Jul 17, 2006 4:31 PM

It's easy to excite crowds at the University of Tennessee's Thompson-Boling Arena, which serves as home court for the NCAA's winningest basketball coach, Pat Summitt, and her Lady Volunteers. The 24,000-seat arena's operators understand that precise audio is crucial to keeping fans at a fever pitch, and depends on Symetrix SymNet digital signal processing to keep everybody moving.

"Thompson-Boling Arena is high-energy, high-profile. The people there are having a good time and the sound is integral to that," says Mark Lowrance, president of A/V design firm, Lowrance Sound Company of Union City, Tenn. "SymNet allows me to be completely confident in the audio processing system that we designed for such a well-attended facility. You want to make the install as perfect as you can. And after one entire season of SymNet we've had zero problems."

Originally built in the early 1980's, Thompson-Boling Arena was forced to replace the failing system front end as both the UT men's and women's basketball teams reached national prominence. With a need for a full 196 output channels, 12 inputs, and massive processing power, Lowrance knew from experience that the control, flexibility, and sound quality of the SymNet DSP solution was ideal. In all, 18 1RU SymNet Express Cobra units were specified, allowing Lowrance and his team, to replace five racks full of equipment with a much more efficient two-rack system front end.
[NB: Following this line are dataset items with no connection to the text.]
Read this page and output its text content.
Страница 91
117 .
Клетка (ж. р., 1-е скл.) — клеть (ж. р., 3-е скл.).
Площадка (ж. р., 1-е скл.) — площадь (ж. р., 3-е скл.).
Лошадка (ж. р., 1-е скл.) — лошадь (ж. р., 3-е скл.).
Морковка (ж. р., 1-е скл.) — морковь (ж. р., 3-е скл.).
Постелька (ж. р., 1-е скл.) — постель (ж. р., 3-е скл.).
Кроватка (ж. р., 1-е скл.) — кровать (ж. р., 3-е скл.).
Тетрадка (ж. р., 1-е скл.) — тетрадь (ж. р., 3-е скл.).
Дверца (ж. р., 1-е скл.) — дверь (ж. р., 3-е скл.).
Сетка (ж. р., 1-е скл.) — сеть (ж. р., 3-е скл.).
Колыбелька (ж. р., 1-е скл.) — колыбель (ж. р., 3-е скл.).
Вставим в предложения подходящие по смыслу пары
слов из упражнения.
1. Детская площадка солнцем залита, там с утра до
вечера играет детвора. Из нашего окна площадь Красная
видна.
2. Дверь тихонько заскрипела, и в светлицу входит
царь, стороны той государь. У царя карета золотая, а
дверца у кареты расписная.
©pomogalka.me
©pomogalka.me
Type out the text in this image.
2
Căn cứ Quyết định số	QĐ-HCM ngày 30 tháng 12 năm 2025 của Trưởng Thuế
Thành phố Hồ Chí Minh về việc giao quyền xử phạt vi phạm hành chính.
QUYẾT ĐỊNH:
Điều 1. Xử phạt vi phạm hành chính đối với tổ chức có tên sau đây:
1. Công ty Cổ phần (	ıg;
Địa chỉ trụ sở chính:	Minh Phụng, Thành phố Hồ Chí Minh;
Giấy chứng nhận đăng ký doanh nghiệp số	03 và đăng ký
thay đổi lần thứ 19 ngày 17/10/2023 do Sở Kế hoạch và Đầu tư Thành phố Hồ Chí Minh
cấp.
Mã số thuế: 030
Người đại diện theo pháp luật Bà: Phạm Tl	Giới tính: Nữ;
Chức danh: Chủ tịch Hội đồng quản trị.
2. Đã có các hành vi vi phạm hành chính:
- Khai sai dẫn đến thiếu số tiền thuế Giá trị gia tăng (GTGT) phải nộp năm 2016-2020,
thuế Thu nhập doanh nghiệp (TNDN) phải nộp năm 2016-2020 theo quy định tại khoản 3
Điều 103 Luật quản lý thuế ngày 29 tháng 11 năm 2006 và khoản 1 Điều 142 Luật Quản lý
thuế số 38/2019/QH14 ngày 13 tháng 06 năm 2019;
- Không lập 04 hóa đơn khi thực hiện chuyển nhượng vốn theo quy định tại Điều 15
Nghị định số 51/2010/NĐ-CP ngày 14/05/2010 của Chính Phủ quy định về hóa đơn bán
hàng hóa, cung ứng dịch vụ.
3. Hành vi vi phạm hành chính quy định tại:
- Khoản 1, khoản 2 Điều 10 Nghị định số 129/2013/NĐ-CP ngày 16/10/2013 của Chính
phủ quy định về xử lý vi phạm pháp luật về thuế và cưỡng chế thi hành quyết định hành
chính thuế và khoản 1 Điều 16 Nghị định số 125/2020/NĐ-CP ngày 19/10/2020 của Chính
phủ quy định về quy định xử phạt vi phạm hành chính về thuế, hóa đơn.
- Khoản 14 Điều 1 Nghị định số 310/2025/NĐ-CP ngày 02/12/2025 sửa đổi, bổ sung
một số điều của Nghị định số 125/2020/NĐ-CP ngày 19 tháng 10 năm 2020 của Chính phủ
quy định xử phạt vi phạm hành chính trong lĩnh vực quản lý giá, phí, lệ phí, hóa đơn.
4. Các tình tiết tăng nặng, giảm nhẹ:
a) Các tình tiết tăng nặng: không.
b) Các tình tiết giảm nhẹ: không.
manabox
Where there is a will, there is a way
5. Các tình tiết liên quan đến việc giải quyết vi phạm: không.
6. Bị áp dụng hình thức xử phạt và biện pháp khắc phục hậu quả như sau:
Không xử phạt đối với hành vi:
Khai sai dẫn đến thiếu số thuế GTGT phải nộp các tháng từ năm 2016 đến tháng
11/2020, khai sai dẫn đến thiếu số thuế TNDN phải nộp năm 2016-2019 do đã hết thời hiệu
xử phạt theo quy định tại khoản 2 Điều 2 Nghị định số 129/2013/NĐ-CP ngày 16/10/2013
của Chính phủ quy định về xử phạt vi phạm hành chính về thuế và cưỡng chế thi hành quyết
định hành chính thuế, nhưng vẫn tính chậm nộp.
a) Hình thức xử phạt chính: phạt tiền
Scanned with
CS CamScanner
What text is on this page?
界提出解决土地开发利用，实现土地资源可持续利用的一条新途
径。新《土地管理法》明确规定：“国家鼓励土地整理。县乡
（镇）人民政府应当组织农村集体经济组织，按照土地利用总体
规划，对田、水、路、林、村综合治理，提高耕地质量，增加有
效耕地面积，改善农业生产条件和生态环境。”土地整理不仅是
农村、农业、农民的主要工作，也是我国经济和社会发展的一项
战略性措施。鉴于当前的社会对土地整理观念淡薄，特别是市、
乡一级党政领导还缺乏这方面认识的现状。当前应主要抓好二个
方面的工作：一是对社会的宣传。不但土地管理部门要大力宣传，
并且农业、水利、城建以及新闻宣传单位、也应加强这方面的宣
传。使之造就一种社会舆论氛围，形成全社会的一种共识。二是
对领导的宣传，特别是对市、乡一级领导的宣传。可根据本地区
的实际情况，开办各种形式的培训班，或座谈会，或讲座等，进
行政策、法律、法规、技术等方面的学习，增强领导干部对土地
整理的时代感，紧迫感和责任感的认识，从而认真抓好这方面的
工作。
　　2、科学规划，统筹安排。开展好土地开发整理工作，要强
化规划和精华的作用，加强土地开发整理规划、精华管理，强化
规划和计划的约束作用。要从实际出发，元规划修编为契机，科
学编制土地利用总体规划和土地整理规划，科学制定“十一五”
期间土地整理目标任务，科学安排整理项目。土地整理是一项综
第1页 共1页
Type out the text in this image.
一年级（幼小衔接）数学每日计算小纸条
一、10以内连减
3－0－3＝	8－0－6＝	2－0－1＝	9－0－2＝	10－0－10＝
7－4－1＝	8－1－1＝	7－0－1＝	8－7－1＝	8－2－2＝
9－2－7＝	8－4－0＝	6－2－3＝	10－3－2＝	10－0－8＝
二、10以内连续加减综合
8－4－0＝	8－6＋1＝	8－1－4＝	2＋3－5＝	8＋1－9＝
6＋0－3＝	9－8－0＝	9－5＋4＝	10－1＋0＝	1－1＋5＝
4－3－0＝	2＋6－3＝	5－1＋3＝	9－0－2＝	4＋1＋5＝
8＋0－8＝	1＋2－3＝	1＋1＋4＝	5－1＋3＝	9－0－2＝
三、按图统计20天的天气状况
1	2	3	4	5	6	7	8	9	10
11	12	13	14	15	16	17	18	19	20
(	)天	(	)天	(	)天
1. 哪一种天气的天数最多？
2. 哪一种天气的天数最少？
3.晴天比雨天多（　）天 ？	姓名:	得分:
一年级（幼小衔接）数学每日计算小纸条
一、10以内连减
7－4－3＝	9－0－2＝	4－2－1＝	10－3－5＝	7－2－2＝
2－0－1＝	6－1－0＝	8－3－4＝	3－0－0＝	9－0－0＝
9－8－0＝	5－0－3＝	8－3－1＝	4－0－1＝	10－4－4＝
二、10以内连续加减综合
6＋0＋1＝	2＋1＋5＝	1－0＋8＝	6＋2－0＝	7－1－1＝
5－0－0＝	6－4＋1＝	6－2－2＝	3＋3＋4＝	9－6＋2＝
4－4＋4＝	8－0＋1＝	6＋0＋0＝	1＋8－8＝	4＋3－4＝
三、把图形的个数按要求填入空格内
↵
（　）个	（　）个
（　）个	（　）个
"We had used SymNet previously for UT's alumni auditorium and found that it worked extremely well," he reports. "With so many outputs in this arena, I wanted to be sure we had distributed DSP power. SymNet's architecture allowed us to create a system where even if one box went down, the others would remain fully operational. The entire SymNet system is built using only two models of processors allowing easy planning for exchange if needed. This setup has been operational for an entire basketball season now, and we did not have one service call the entire year."

Working on Ethernet and CobraNet networks in conjunction with existing ElectroVoice speakers, Crown amps, and a Crest 32 x 8 console, SymNet's processing, based on four SHARC floating-point DSP chips, 24-bit A/D and D/A converters and a dynamic range of 110dB, delivers the clear sound quality that Thompson-Boling Arena's environment demands. "Anybody can route audio, but the big question is, 'What does it sound like when you do it?'" says Lowrance. "Symetrix SymNet does exactly what it's supposed to do. This is a high-performance processor with equalizers and compressors that work well and sound very good - we simply haven't had any audio issues at all." Symetrix's commitment to complete support was also a key factor in Lowrance's specification of SymNet. "This was a big project with a short timeframe and a great deal of challenges," he notes. "I wanted what would be the best support network, which is why I went with Symetrix. Once installed, SymNet proved to be very adept at updates and maintenance. We built a GUI where we could look at every speaker output and turn them on and off for troubleshooting. It does not get easier than that."

With great athletic action pretty much guaranteed at every contest in Thompson-Boling Arena, Symetrix SymNet gives Mark Lowrance, its meticulous audio system designer, assurance that the sound will always add to the intense atmosphere. "This is one of the largest on-campus arenas in the country and top audio performance and reliability were a must," Lowrance says. "SymNet did exactly what I needed, giving me distributed processing, audio fidelity, and networking with solid reliability at the core. All of this came at the best value for the university."